Literacy was highly prized in ancient Egypt and was a sure guarantee of a significant position in the state administration. Given the vast number of inscribed temples, tombs, and statues that were a part of the landscape of ancient Egypt, it is surprising that literacy was relatively uncommon in ancient Egypt. Counting the occurrence of titles found in tombs associated with writing and extrapolating from these, it seems that a very low percentage of Egypt’s population was literate.
The percentage of literate people in Egypt changed over time, with a presumed increase in literacy occurring from the Early Dynastic to the Late Period. However, when calculating basic literacy, one must remember that the degree of literacy varies: some people might have been more adept at reading than writing, or vice versa (although this is more unusual), and some could perhaps do both, but at a rudimentary level, while others could merely sign their names. The titles associated with literacy skills implied a higher level of literacy than the minimum level of competence (i. e., to sign or recognize one’s name). A higher level of literacy was a prerequisite for those who wished to hold a significant position in the Egyptian bureaucracy. Titles—such as scribe, overseer, doctor, or priest, and so on—described those who were fluent in reading and writing, as well as numeracy.
There were possibly a significant number of individuals, such as itinerant professional letter writers, who were literate, but left little trace of their presence in the archaeological record. For example, the letters to the dead inscribed on papyri, or ostraka, and pottery vessels, might have been written by professional letter writers, such as are found in Africa and the Middle East today. Such people might have helped provide services for the illiterate, but might not have had the wherewithal to own rich inscribed tombs, and thus remain unmarked in the archaeological record. It has been suggested, however, that such services might have been rendered by low-level priests.
The site of Deir el-Medina, a Theban village, home of the New Kingdom workmen who carved and decorated the royal tombs in the Valley of the Kings, is a rich source of inscribed material. Evidence from the site indicates that many draughtsmen, quarrymen, and carpenters were literate. However, this village of artisans might have been the exception rather than the rule. At this point, evidence from other well-preserved workmen’s villages, such as the one at Tell el-Amarna, or the Middle Kingdom village of Lahun, does not provide parallels in the literacy levels or the inscribed finds of Deir el-Medina.
An increase in literacy over the course of Egyptian history might, in part, be due to the evolution of the language, as well as the composition of the population. In earlier Egyptian history (Old Kingdom), literacy was rare. The formulaic manner in which standard inscriptions (especially funerary) were expressed may suggest that many texts are derived from the oral tradition and could have been, with an initial prompting, “read,” or at least recognized by a large portion of the population. The discoveries of schoolchildren’s practice texts seem to indicate an increase in scribal schools after the First Intermediate Period. As the number of people to whom education became accessible increased, the literacy level rose. In the later part of Egyptian history—when demotic, the common cursive script, was used—it is quite probable that more members of the population were literate. Certainly, the amount of graffiti from the later periods of Egyptian history would support this, as the earlier graffiti consists primarily of crude petroglyphs, or vignettes virtually unaccompanied by text, while from the Late Period onward there is an increase in verbal graffiti. In fact, the largest number of texts are written in demotic; however, this might be due to an accident of archaeological discovery and preservation rather than to any real reflection of the amount of written material present at any one time.

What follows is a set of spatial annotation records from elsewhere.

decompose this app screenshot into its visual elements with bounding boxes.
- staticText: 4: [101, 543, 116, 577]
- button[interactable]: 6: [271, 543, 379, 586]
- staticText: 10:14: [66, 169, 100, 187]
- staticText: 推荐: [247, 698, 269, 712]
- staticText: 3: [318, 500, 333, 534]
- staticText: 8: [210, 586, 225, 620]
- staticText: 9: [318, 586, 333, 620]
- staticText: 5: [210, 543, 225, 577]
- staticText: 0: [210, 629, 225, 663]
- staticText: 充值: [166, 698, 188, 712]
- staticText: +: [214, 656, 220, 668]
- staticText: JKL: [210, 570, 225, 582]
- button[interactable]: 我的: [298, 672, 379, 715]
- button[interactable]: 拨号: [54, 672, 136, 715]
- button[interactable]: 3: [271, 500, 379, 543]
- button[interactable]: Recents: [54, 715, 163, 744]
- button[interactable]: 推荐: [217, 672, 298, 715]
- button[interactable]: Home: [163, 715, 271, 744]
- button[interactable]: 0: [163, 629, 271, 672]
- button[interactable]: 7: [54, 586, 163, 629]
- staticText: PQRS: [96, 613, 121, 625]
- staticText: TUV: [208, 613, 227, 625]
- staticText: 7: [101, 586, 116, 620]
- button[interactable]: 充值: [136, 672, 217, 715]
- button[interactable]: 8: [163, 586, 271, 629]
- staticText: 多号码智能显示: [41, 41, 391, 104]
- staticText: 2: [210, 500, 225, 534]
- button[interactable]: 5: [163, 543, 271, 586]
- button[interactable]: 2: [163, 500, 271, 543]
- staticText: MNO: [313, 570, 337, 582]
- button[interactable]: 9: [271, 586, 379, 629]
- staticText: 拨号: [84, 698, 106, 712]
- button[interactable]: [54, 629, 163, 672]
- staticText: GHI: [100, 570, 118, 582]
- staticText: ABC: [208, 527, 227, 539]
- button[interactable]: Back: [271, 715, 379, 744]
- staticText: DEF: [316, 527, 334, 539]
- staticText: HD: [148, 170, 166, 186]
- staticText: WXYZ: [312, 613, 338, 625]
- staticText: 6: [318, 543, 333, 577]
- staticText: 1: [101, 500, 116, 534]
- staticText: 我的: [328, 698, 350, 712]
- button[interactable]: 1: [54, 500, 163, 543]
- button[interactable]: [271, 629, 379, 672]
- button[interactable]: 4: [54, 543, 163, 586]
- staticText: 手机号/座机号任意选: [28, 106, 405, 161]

The number of literary genres increased and diversified with time. It is unusual, however, that virtually no inscribed papyri (other than religious works such as the Book of the Dead) have been found in tombs. Given our knowledge that intact Egyptian tombs contained all that the living presumed the dead might need in the afterlife, it seems reasonable to assume that tombs might have contained works of fiction for light relief, or examples of the improving didactic literature of which the Egyptians were so fond. The majority of literary texts that have been recovered from ancient Egypt come from fragments found in temple areas and at town sites.
Both men and women were literate, although the majority of literate individuals were men. Despite the fact that elite women were literate, few held high positions in the bureaucracy (with the notable exception of the priesthood, which did employ female priests). Royal women and many noble women and priestesses were, presumably, able to read and write. In Egyptian literature, some women are depicted as being literate, and a major divinity and the patroness of writing is a goddess, Seshat. In general, women’s literacy might have been of a more rudimentary nature than that of men. However, the evidence gleaned from many demotic documents suggests that nonelite women who managed their own properties, as well as those of their male family members when they were absent, were literate. A significant amount of the evidence of female literacy, especially from the nonelite classes, comes from Deir el-Medina. However, there is little evidence of schools where women were commonly pupils; thus it is possible that women were taught literacy skills in temples.